Penulis Kontroversial Ayu Utami

Penulis Kontroversial Ayu Utami



Karir Musik dan Literatur Dewi Lestari

Anda pernah dengar nama Dewi Lestari? Wanita nan selalu tampil dengan rambut pendek ini ialah salah satu penulis novel Indonesia nan sangat diperhitungkan di global literasi. Namanya selalu dikait-kaitkan dengan novel memukai berjudul Supernova.

Wanita nan lahir di Bandung pada 20 Januari 1976 ini mulai dikenal saat ia bergabung dengan grup vokal wanita bernama RSD (Rida Sita Dewi). Sebelumnya, lulusan jurusan Interaksi Internasional di Universitas Parahyangan ini sudah pernah menyanyi sebagai backing vocal. Chrisye dan band Java Jive ialah dua nama besar nan pernah bekerja sama dengan wanita nan akrab dipanggil “Dee” ini.

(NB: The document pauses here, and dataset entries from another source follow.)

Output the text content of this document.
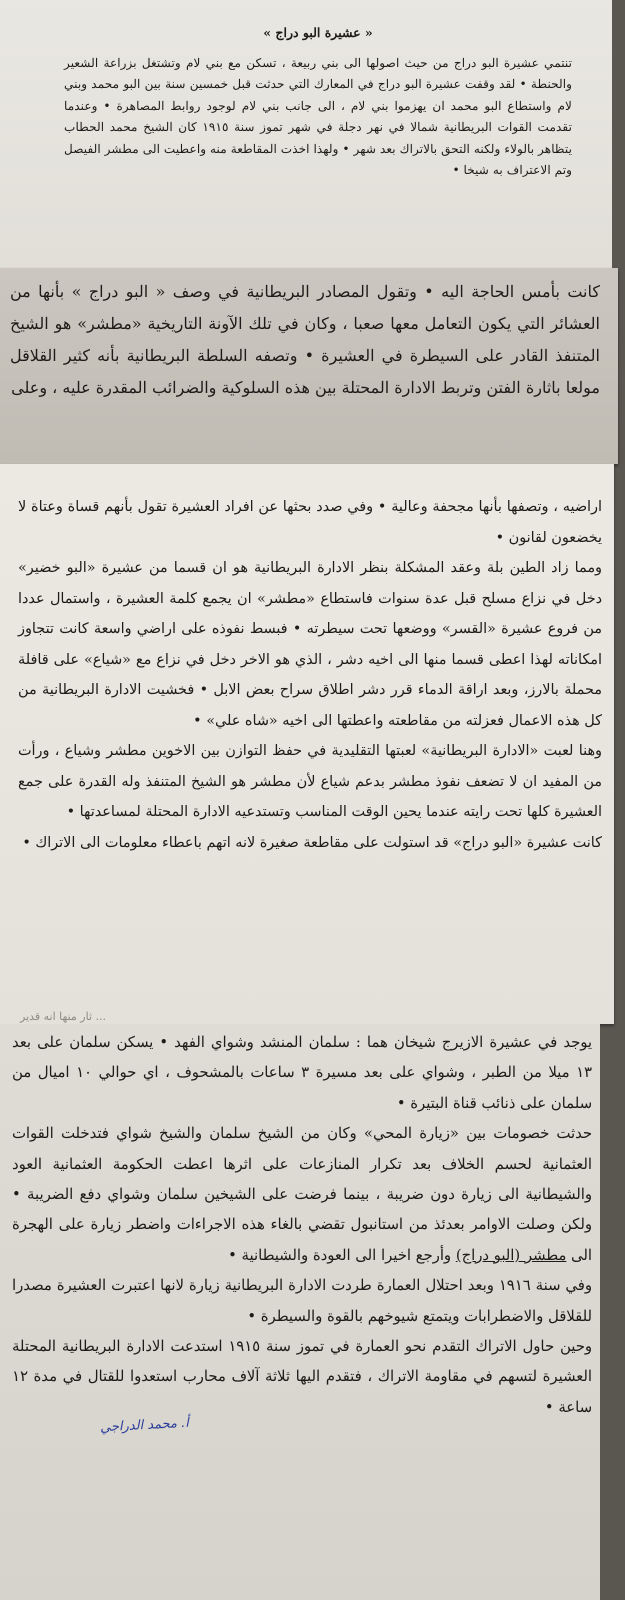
« عشيرة البو دراج »

تنتمي عشيرة البو دراج من حيث اصولها الى بني ربيعة ، تسكن مع بني لام وتشتغل بزراعة الشعير والحنطة • لقد وقفت عشيرة البو دراج في المعارك التي حدثت قبل خمسين سنة بين البو محمد وبني لام واستطاع البو محمد ان يهزموا بني لام ، الى جانب بني لام لوجود روابط المصاهرة • وعندما تقدمت القوات البريطانية شمالا في نهر دجلة في شهر تموز سنة ١٩١٥ كان الشيخ محمد الحطاب يتظاهر بالولاء ولكنه التحق بالاتراك بعد شهر • ولهذا اخذت المقاطعة منه واعطيت الى مطشر الفيصل وتم الاعتراف به شيخا •

كانت بأمس الحاجة اليه • وتقول المصادر البريطانية في وصف « البو دراج » بأنها من العشائر التي يكون التعامل معها صعبا ، وكان في تلك الآونة التاريخية «مطشر» هو الشيخ المتنفذ القادر على السيطرة في العشيرة • وتصفه السلطة البريطانية بأنه كثير القلاقل مولعا باثارة الفتن وتربط الادارة المحتلة بين هذه السلوكية والضرائب المقدرة عليه ، وعلى

اراضيه ، وتصفها بأنها مجحفة وعالية • وفي صدد بحثها عن افراد العشيرة تقول بأنهم قساة وعتاة لا يخضعون لقانون •

ومما زاد الطين بلة وعقد المشكلة بنظر الادارة البريطانية هو ان قسما من عشيرة «البو خضير» دخل في نزاع مسلح قبل عدة سنوات فاستطاع «مطشر» ان يجمع كلمة العشيرة ، واستمال عددا من فروع عشيرة «القسر» ووضعها تحت سيطرته • فبسط نفوذه على اراضي واسعة كانت تتجاوز امكاناته لهذا اعطى قسما منها الى اخيه دشر ، الذي هو الاخر دخل في نزاع مع «شياع» على قافلة محملة بالارز، وبعد اراقة الدماء قرر دشر اطلاق سراح بعض الابل • فخشيت الادارة البريطانية من كل هذه الاعمال فعزلته من مقاطعته واعطتها الى اخيه «شاه علي» •

وهنا لعبت «الادارة البريطانية» لعبتها التقليدية في حفظ التوازن بين الاخوين مطشر وشياع ، ورأت من المفيد ان لا تضعف نفوذ مطشر بدعم شياع لأن مطشر هو الشيخ المتنفذ وله القدرة على جمع العشيرة كلها تحت رايته عندما يحين الوقت المناسب وتستدعيه الادارة المحتلة لمساعدتها •

كانت عشيرة «البو دراج» قد استولت على مقاطعة صغيرة لانه اتهم باعطاء معلومات الى الاتراك •

... ثار منها انه قدير

يوجد في عشيرة الازيرج شيخان هما : سلمان المنشد وشواي الفهد • يسكن سلمان على بعد ١٣ ميلا من الطبر ، وشواي على بعد مسيرة ٣ ساعات بالمشحوف ، اي حوالي ١٠ اميال من سلمان على ذنائب قناة البتيرة •

حدثت خصومات بين «زيارة المحي» وكان من الشيخ سلمان والشيخ شواي فتدخلت القوات العثمانية لحسم الخلاف بعد تكرار المنازعات على اثرها اعطت الحكومة العثمانية العود والشيطانية الى زيارة دون ضريبة ، بينما فرضت على الشيخين سلمان وشواي دفع الضريبة • ولكن وصلت الاوامر بعدئذ من استانبول تقضي بالغاء هذه الاجراءات واضطر زيارة على الهجرة الى مطشر (البو دراج) وأرجع اخيرا الى العودة والشيطانية •

وفي سنة ١٩١٦ وبعد احتلال العمارة طردت الادارة البريطانية زيارة لانها اعتبرت العشيرة مصدرا للقلاقل والاضطرابات ويتمتع شيوخهم بالقوة والسيطرة •

وحين حاول الاتراك التقدم نحو العمارة في تموز سنة ١٩١٥ استدعت الادارة البريطانية المحتلة العشيرة لتسهم في مقاومة الاتراك ، فتقدم اليها ثلاثة آلاف محارب استعدوا للقتال في مدة ١٢ ساعة •

أ. محمد الدراجي
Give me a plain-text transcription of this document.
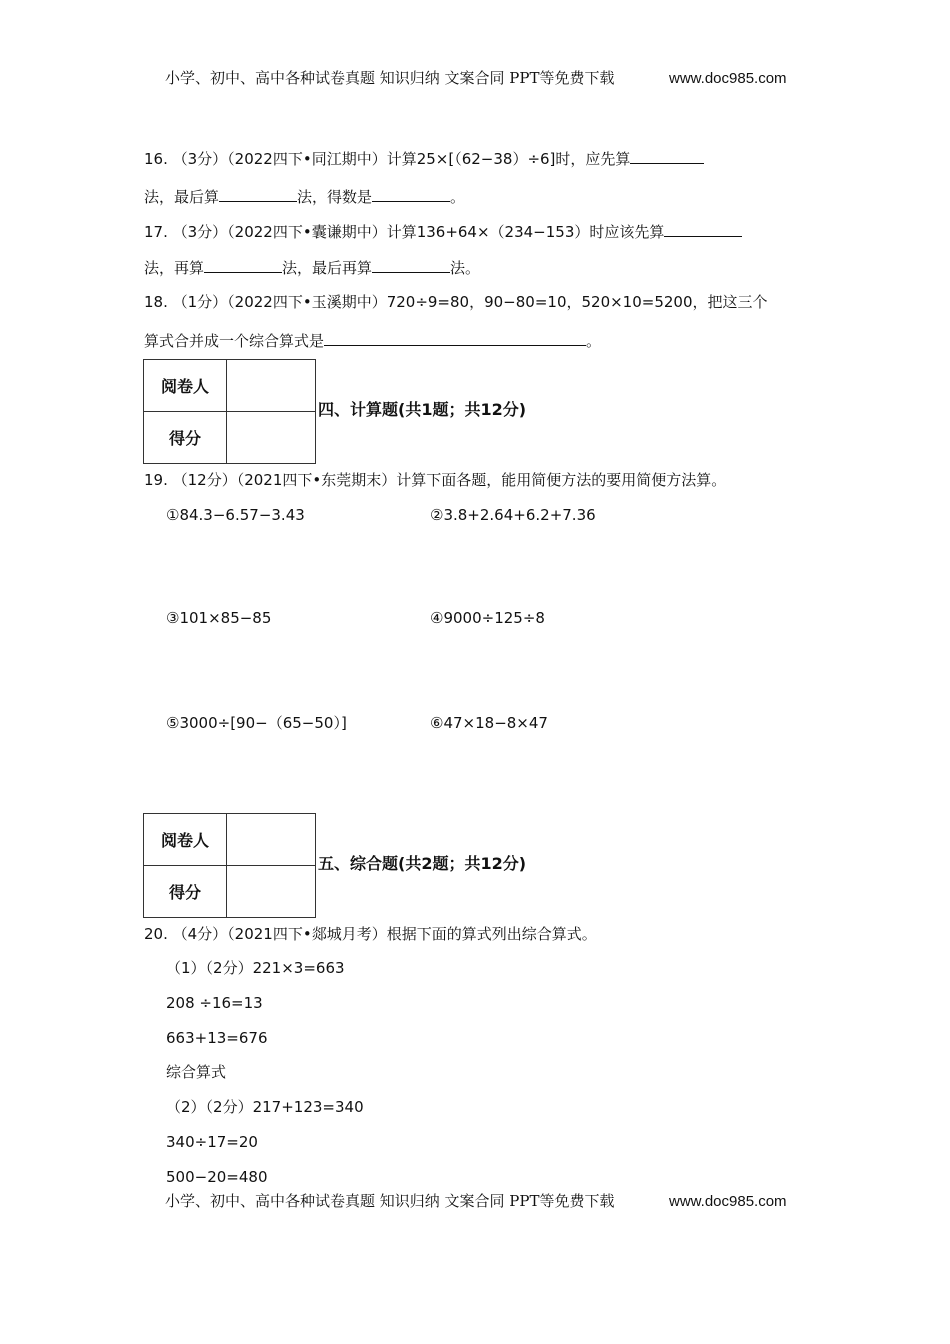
小学、初中、高中各种试卷真题 知识归纳 文案合同 PPT等免费下载	www.doc985.com
16. （3分）（2022四下•同江期中）计算25×[（62−38）÷6]时，应先算
法，最后算	法，得数是	。
17. （3分）（2022四下•囊谦期中）计算136+64×（234−153）时应该先算
法，再算	法，最后再算	法。
18. （1分）（2022四下•玉溪期中）720÷9=80，90−80=10，520×10=5200，把这三个
算式合并成一个综合算式是	。
阅卷人	
得分	
四、计算题(共1题；共12分)
19. （12分）（2021四下•东莞期末）计算下面各题，能用简便方法的要用简便方法算。
①84.3−6.57−3.43	②3.8+2.64+6.2+7.36
③101×85−85	④9000÷125÷8
⑤3000÷[90−（65−50）]	⑥47×18−8×47
阅卷人	
得分	
五、综合题(共2题；共12分)
20. （4分）（2021四下•郯城月考）根据下面的算式列出综合算式。
（1）（2分）221×3=663
208 ÷16=13
663+13=676
综合算式
（2）（2分）217+123=340
340÷17=20
500−20=480
小学、初中、高中各种试卷真题 知识归纳 文案合同 PPT等免费下载	www.doc985.com
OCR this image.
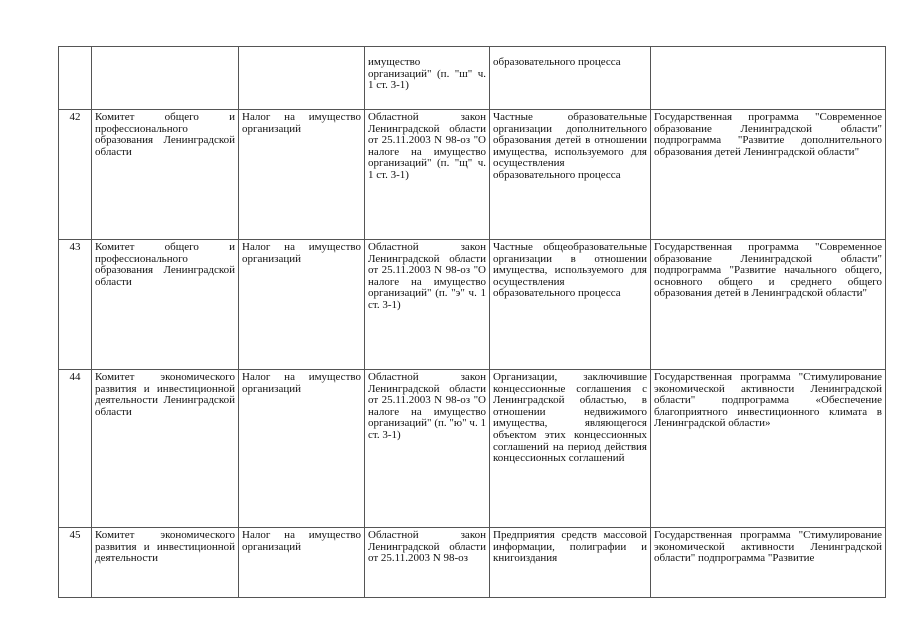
			имущество организаций" (п. "ш" ч. 1 ст. 3-1)	образовательного процесса	
42	Комитет общего и профессионального образования Ленинградской области	Налог на имущество организаций	Областной закон Ленинградской области от 25.11.2003 N 98-оз "О налоге на имущество организаций" (п. "щ" ч. 1 ст. 3-1)	Частные образовательные организации дополнительного образования детей в отношении имущества, используемого для осуществления образовательного процесса	Государственная программа "Современное образование Ленинградской области" подпрограмма "Развитие дополнительного образования детей Ленинградской области"
43	Комитет общего и профессионального образования Ленинградской области	Налог на имущество организаций	Областной закон Ленинградской области от 25.11.2003 N 98-оз "О налоге на имущество организаций" (п. "э" ч. 1 ст. 3-1)	Частные общеобразовательные организации в отношении имущества, используемого для осуществления образовательного процесса	Государственная программа "Современное образование Ленинградской области" подпрограмма "Развитие начального общего, основного общего и среднего общего образования детей в Ленинградской области"
44	Комитет экономического развития и инвестиционной деятельности Ленинградской области	Налог на имущество организаций	Областной закон Ленинградской области от 25.11.2003 N 98-оз "О налоге на имущество организаций" (п. "ю" ч. 1 ст. 3-1)	Организации, заключившие концессионные соглашения с Ленинградской областью, в отношении недвижимого имущества, являющегося объектом этих концессионных соглашений на период действия концессионных соглашений	Государственная программа "Стимулирование экономической активности Ленинградской области" подпрограмма «Обеспечение благоприятного инвестиционного климата в Ленинградской области»
45	Комитет экономического развития и инвестиционной деятельности	Налог на имущество организаций	Областной закон Ленинградской области от 25.11.2003 N 98-оз	Предприятия средств массовой информации, полиграфии и книгоиздания	Государственная программа "Стимулирование экономической активности Ленинградской области" подпрограмма "Развитие
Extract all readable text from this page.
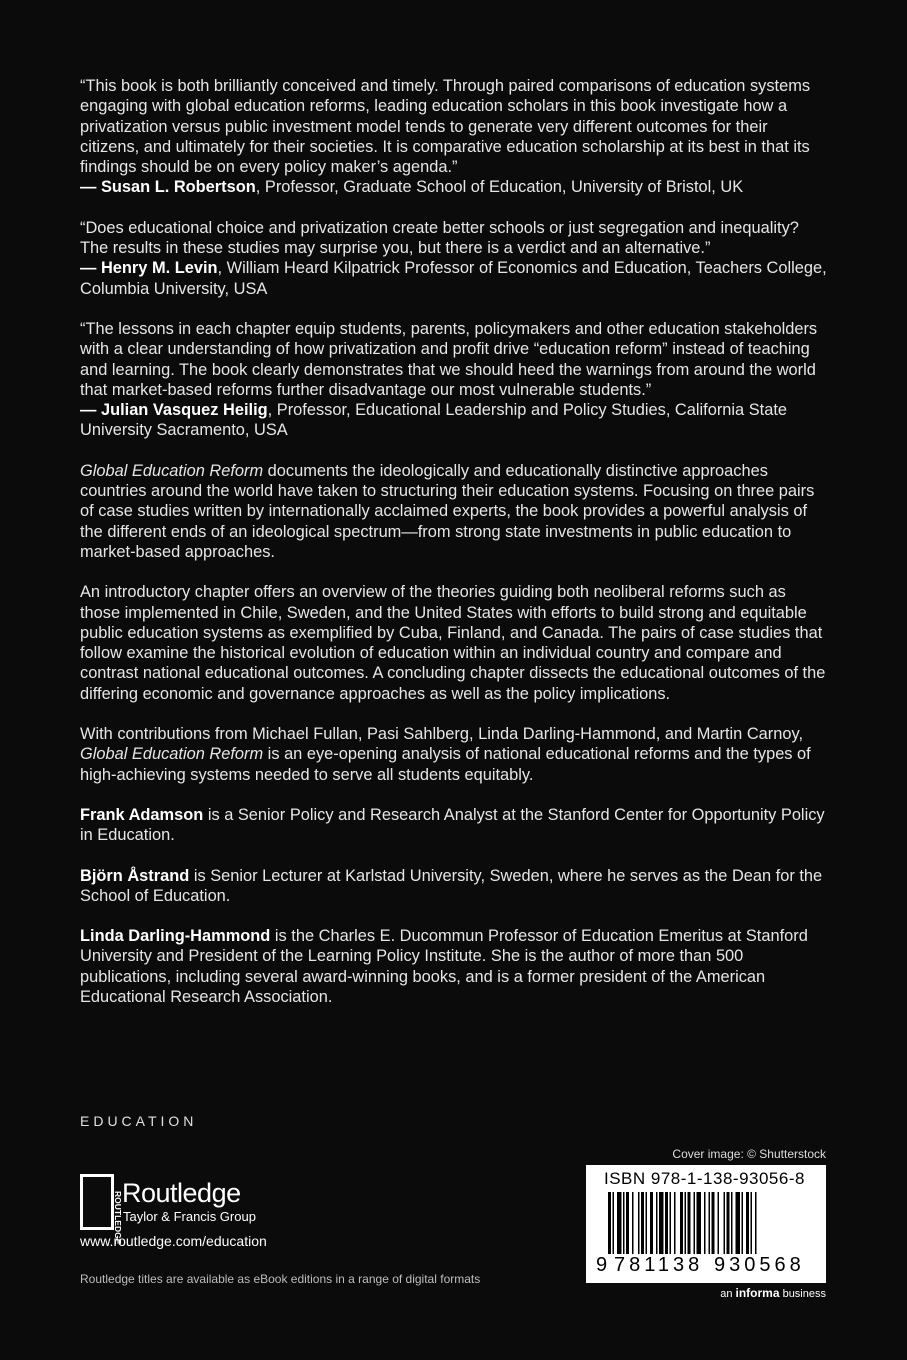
“This book is both brilliantly conceived and timely. Through paired comparisons of education systems engaging with global education reforms, leading education scholars in this book investigate how a privatization versus public investment model tends to generate very different outcomes for their citizens, and ultimately for their societies. It is comparative education scholarship at its best in that its findings should be on every policy maker’s agenda.”

— Susan L. Robertson, Professor, Graduate School of Education, University of Bristol, UK

“Does educational choice and privatization create better schools or just segregation and inequality? The results in these studies may surprise you, but there is a verdict and an alternative.”

— Henry M. Levin, William Heard Kilpatrick Professor of Economics and Education, Teachers College, Columbia University, USA

“The lessons in each chapter equip students, parents, policymakers and other education stakeholders with a clear understanding of how privatization and profit drive “education reform” instead of teaching and learning. The book clearly demonstrates that we should heed the warnings from around the world that market-based reforms further disadvantage our most vulnerable students.”

— Julian Vasquez Heilig, Professor, Educational Leadership and Policy Studies, California State University Sacramento, USA

Global Education Reform documents the ideologically and educationally distinctive approaches countries around the world have taken to structuring their education systems. Focusing on three pairs of case studies written by internationally acclaimed experts, the book provides a powerful analysis of the different ends of an ideological spectrum—from strong state investments in public education to market-based approaches.

An introductory chapter offers an overview of the theories guiding both neoliberal reforms such as those implemented in Chile, Sweden, and the United States with efforts to build strong and equitable public education systems as exemplified by Cuba, Finland, and Canada. The pairs of case studies that follow examine the historical evolution of education within an individual country and compare and contrast national educational outcomes. A concluding chapter dissects the educational outcomes of the differing economic and governance approaches as well as the policy implications.

With contributions from Michael Fullan, Pasi Sahlberg, Linda Darling-Hammond, and Martin Carnoy, Global Education Reform is an eye-opening analysis of national educational reforms and the types of high-achieving systems needed to serve all students equitably.

Frank Adamson is a Senior Policy and Research Analyst at the Stanford Center for Opportunity Policy in Education.

Björn Åstrand is Senior Lecturer at Karlstad University, Sweden, where he serves as the Dean for the School of Education.

Linda Darling-Hammond is the Charles E. Ducommun Professor of Education Emeritus at Stanford University and President of the Learning Policy Institute. She is the author of more than 500 publications, including several award-winning books, and is a former president of the American Educational Research Association.

EDUCATION
Cover image: © Shutterstock
ISBN 978-1-138-93056-8
9 781138 930568
an informa business
ROUTLEDGE Routledge
Taylor & Francis Group
www.routledge.com/education
Routledge titles are available as eBook editions in a range of digital formats
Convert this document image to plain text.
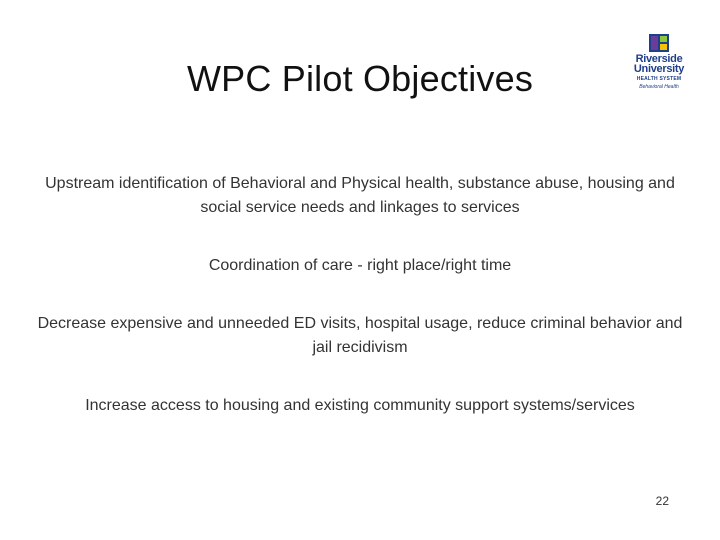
WPC Pilot Objectives	Riverside
University
HEALTH SYSTEM
Behavioral Health
Upstream identification of Behavioral and Physical health, substance abuse, housing and social service needs and linkages to services
Coordination of care - right place/right time
Decrease expensive and unneeded ED visits, hospital usage, reduce criminal behavior and jail recidivism
Increase access to housing and existing community support systems/services
22
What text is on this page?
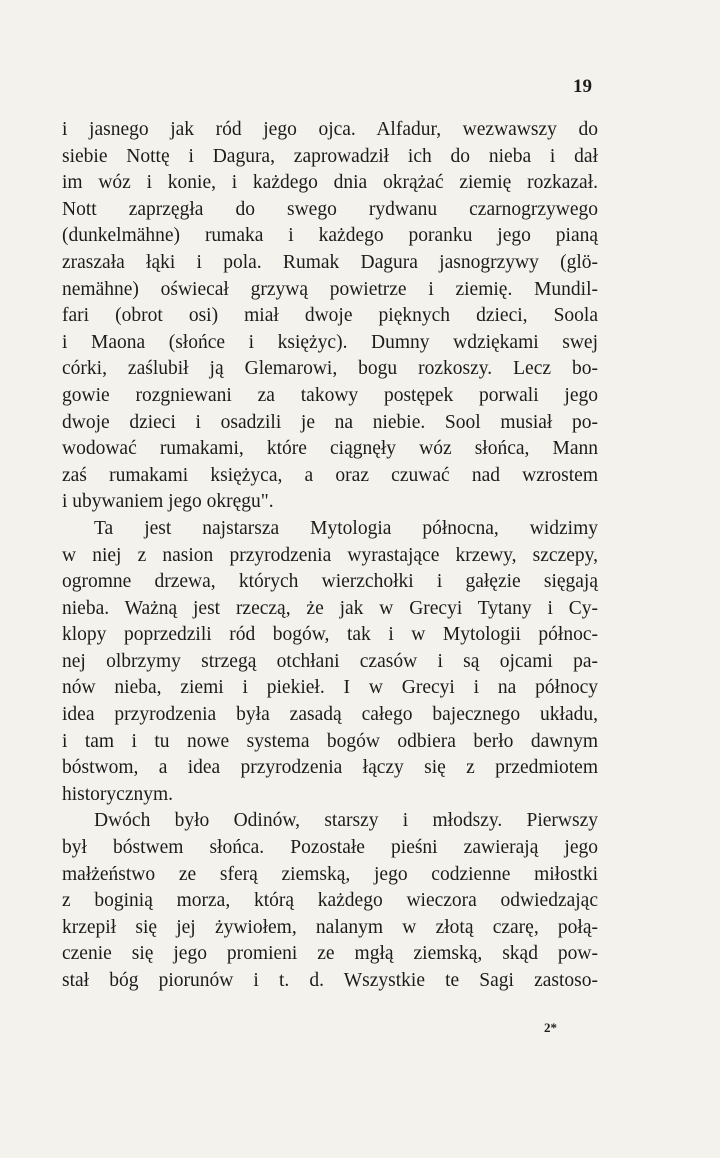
19
i jasnego jak ród jego ojca. Alfadur, wezwawszy do
siebie Nottę i Dagura, zaprowadził ich do nieba i dał
im wóz i konie, i każdego dnia okrążać ziemię rozkazał.
Nott zaprzęgła do swego rydwanu czarnogrzywego
(dunkelmähne) rumaka i każdego poranku jego pianą
zraszała łąki i pola. Rumak Dagura jasnogrzywy (glö-
nemähne) oświecał grzywą powietrze i ziemię. Mundil-
fari (obrot osi) miał dwoje pięknych dzieci, Soola
i Maona (słońce i księżyc). Dumny wdziękami swej
córki, zaślubił ją Glemarowi, bogu rozkoszy. Lecz bo-
gowie rozgniewani za takowy postępek porwali jego
dwoje dzieci i osadzili je na niebie. Sool musiał po-
wodować rumakami, które ciągnęły wóz słońca, Mann
zaś rumakami księżyca, a oraz czuwać nad wzrostem
i ubywaniem jego okręgu".
Ta jest najstarsza Mytologia północna, widzimy
w niej z nasion przyrodzenia wyrastające krzewy, szczepy,
ogromne drzewa, których wierzchołki i gałęzie sięgają
nieba. Ważną jest rzeczą, że jak w Grecyi Tytany i Cy-
klopy poprzedzili ród bogów, tak i w Mytologii północ-
nej olbrzymy strzegą otchłani czasów i są ojcami pa-
nów nieba, ziemi i piekieł. I w Grecyi i na północy
idea przyrodzenia była zasadą całego bajecznego układu,
i tam i tu nowe systema bogów odbiera berło dawnym
bóstwom, a idea przyrodzenia łączy się z przedmiotem
historycznym.
Dwóch było Odinów, starszy i młodszy. Pierwszy
był bóstwem słońca. Pozostałe pieśni zawierają jego
małżeństwo ze sferą ziemską, jego codzienne miłostki
z boginią morza, którą każdego wieczora odwiedzając
krzepił się jej żywiołem, nalanym w złotą czarę, połą-
czenie się jego promieni ze mgłą ziemską, skąd pow-
stał bóg piorunów i t. d. Wszystkie te Sagi zastoso-
2*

Sekitar Mei 1994, RSD terbentuk dan meluncurkan album perdana pada tahun 1995 berjudul “Antara Kita”. Pada tahun 1997, album kedua berjudul “Bertiga” dilempar ke pasaran. Setelah itu muncul pula album “Satu” di tahun 1999. Setelah cukup lama di global musik, RSD meluncurkan album “The Best of Rida Sita Dewi” di tahun 2002. Dewi Lestari sendiri pernah bersolo karir dengan album “Out of Shell” di tahun 2006 dan album “RectoVerso” pada 2008. Lagu andalannya nan sempat melejit di sekitar tahun 2009 ialah “Malaikat Juga Tahu”.



Literasi

Di global literasi atau kepenulisan, Dewi “Dee” Lestari sudah aktif menulis sejak jauh sebelum Supernova terbit. Ia pernah menulis beberapa cerita di berbagai media. Contoh karya-karya terdahulu dari penulis novel Indonesia ini ialah cerpen “Sikat Gigi” nan dimuat oleh bulletin Ventilasi Newsletter, atau tulisan berjudul “Ekspresi” buat Majalah Gadis, dan juga cerbung “Rico the Coro” nan pernah dimuat di Majalah Mode.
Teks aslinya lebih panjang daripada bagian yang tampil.